In terms of valuation, Woodside and Santos present compelling investment cases relative to their direct peers. Woodside's enterprise value (EV) stands at approximately USD 45 billion, translating to an EV/EBITDA multiple of around 6.5x, which is competitive compared to its peers such as Beach Energy Ltd (ASX: BPT) and Oil Search Ltd (ASX: OSH), which trade at EV/EBITDA multiples of 5.5x and 4.8x, respectively. Santos, with an EV of USD 27 billion, is valued at an EV/EBITDA multiple of about 5.3x, again indicating a favorable position relative to its peers. This valuation analysis underscores the potential for further upside should oil prices stabilize or recover, as both companies are well-placed to generate strong cash flows in such a scenario.
However, the current situation is not without its risks. The volatility in oil prices poses a significant threat to revenue predictability, particularly for companies like Santos that are heavily reliant on gas sales linked to oil prices. Additionally, geopolitical tensions and supply chain disruptions could exacerbate these challenges, leading to potential cost overruns and project delays. For instance, Santos has previously faced hurdles in its Barossa project timeline, which could be further impacted by the current market dynamics. Investors will need to closely monitor these developments as they could materially affect operational performance and financial outcomes.
Looking ahead, the next measurable catalyst for both Woodside and Santos will be their respective project milestones. Woodside is expected to provide an update on the Scarborough project in the coming quarter, with first gas production anticipated by late 2024. Santos, meanwhile, is scheduled to release its quarterly production report in the next month, which will offer insights into its operational performance amidst the current pricing environment. These updates will be critical for investors seeking to gauge the companies' ability to execute on their growth strategies and manage the inherent risks associated with their operations.
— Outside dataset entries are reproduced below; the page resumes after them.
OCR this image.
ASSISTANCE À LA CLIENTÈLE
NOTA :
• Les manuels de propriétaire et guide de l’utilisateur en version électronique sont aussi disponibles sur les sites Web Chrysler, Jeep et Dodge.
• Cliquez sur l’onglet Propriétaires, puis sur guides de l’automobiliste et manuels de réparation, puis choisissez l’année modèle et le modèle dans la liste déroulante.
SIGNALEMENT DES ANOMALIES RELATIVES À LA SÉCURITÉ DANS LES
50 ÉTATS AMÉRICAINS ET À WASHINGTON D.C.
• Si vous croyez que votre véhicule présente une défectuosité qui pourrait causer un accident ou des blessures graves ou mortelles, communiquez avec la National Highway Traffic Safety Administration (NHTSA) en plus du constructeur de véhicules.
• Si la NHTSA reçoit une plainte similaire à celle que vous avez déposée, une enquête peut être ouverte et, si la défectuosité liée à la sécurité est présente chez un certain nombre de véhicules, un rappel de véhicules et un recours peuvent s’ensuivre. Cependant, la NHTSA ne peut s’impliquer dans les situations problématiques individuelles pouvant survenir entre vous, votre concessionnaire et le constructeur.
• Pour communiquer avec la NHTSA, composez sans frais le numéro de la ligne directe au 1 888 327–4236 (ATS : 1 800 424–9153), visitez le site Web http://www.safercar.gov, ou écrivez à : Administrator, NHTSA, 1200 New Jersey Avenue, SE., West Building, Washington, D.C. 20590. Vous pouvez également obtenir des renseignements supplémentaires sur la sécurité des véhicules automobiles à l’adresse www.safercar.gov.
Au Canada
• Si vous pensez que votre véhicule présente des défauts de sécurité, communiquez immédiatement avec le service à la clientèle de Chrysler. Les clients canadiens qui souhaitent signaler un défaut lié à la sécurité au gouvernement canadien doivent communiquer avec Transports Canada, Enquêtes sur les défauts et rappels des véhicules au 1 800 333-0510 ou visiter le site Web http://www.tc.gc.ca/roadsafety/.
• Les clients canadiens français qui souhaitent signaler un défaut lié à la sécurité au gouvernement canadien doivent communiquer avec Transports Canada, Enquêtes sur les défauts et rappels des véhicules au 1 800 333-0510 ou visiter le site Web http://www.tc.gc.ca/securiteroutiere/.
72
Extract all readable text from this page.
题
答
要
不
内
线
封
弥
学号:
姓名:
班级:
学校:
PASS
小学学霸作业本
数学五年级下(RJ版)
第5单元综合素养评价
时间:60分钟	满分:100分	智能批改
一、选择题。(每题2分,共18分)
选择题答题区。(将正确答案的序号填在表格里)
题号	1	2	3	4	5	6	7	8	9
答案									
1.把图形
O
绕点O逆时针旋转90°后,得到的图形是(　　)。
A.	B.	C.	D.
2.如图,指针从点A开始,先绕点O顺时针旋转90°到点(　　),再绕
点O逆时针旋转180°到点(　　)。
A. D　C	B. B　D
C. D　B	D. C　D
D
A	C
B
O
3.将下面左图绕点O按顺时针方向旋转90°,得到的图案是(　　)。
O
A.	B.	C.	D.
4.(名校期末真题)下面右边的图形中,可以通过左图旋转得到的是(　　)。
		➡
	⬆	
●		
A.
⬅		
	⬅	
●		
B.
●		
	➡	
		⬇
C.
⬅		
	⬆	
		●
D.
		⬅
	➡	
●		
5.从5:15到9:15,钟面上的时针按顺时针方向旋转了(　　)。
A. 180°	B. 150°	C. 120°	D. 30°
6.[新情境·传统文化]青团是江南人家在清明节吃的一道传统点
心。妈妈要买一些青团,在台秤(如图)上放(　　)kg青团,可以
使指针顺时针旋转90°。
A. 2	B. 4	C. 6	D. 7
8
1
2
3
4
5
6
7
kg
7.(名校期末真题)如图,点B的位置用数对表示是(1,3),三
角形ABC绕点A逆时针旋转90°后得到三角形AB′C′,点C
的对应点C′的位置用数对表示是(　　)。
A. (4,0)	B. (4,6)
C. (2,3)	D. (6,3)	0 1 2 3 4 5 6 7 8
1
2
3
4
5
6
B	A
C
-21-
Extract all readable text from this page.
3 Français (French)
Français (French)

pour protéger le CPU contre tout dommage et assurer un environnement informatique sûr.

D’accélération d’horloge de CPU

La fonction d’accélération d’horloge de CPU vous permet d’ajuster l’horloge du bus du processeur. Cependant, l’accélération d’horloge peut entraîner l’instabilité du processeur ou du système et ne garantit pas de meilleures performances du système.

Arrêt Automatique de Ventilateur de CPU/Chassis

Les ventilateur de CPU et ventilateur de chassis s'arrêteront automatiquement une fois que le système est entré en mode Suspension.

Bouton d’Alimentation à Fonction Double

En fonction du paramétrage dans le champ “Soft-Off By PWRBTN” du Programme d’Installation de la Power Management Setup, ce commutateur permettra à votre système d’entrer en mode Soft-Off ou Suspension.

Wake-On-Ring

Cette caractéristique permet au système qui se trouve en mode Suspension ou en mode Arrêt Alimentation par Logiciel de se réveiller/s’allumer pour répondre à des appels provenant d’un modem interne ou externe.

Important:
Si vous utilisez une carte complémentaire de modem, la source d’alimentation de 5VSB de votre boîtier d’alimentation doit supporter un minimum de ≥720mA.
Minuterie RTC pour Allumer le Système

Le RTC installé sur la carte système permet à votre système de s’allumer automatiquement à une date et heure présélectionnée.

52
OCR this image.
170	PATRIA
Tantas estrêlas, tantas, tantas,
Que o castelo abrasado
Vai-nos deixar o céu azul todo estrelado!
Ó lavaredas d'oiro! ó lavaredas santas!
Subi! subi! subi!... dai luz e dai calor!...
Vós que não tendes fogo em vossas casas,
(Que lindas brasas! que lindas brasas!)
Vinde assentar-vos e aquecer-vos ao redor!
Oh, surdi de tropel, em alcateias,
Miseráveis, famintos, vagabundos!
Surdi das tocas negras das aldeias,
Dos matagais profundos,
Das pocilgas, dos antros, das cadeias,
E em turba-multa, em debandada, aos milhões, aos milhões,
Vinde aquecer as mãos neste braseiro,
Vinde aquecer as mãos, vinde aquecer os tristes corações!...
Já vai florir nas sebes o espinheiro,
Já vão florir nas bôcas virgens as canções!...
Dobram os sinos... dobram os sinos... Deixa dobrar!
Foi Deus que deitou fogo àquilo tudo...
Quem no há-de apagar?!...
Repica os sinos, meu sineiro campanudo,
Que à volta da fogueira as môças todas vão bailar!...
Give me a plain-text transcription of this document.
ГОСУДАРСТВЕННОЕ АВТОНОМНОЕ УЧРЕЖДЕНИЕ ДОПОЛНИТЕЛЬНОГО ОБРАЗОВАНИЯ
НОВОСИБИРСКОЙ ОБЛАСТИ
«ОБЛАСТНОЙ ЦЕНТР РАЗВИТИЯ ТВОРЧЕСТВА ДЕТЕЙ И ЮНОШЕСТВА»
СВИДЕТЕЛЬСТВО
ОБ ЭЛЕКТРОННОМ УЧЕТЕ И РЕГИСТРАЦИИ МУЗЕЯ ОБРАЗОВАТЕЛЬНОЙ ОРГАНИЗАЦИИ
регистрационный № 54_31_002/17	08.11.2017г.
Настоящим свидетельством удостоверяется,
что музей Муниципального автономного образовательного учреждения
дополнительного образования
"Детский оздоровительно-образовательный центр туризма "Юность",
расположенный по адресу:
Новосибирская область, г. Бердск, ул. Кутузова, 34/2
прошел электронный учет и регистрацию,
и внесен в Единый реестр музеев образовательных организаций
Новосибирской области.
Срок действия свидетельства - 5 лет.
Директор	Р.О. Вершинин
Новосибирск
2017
In conclusion, while the broader market sentiment remains cautious due to falling oil prices, the performance of Woodside and Santos suggests a divergence based on individual company fundamentals. Both companies are well-capitalised and positioned to navigate the current challenges, with valuations that appear attractive relative to their peers. However, the risks associated with oil price volatility and project execution cannot be overlooked. Therefore, this announcement can be classified as moderate in materiality, reflecting the nuanced dynamics at play within the energy sector and the potential implications for valuation and operational execution.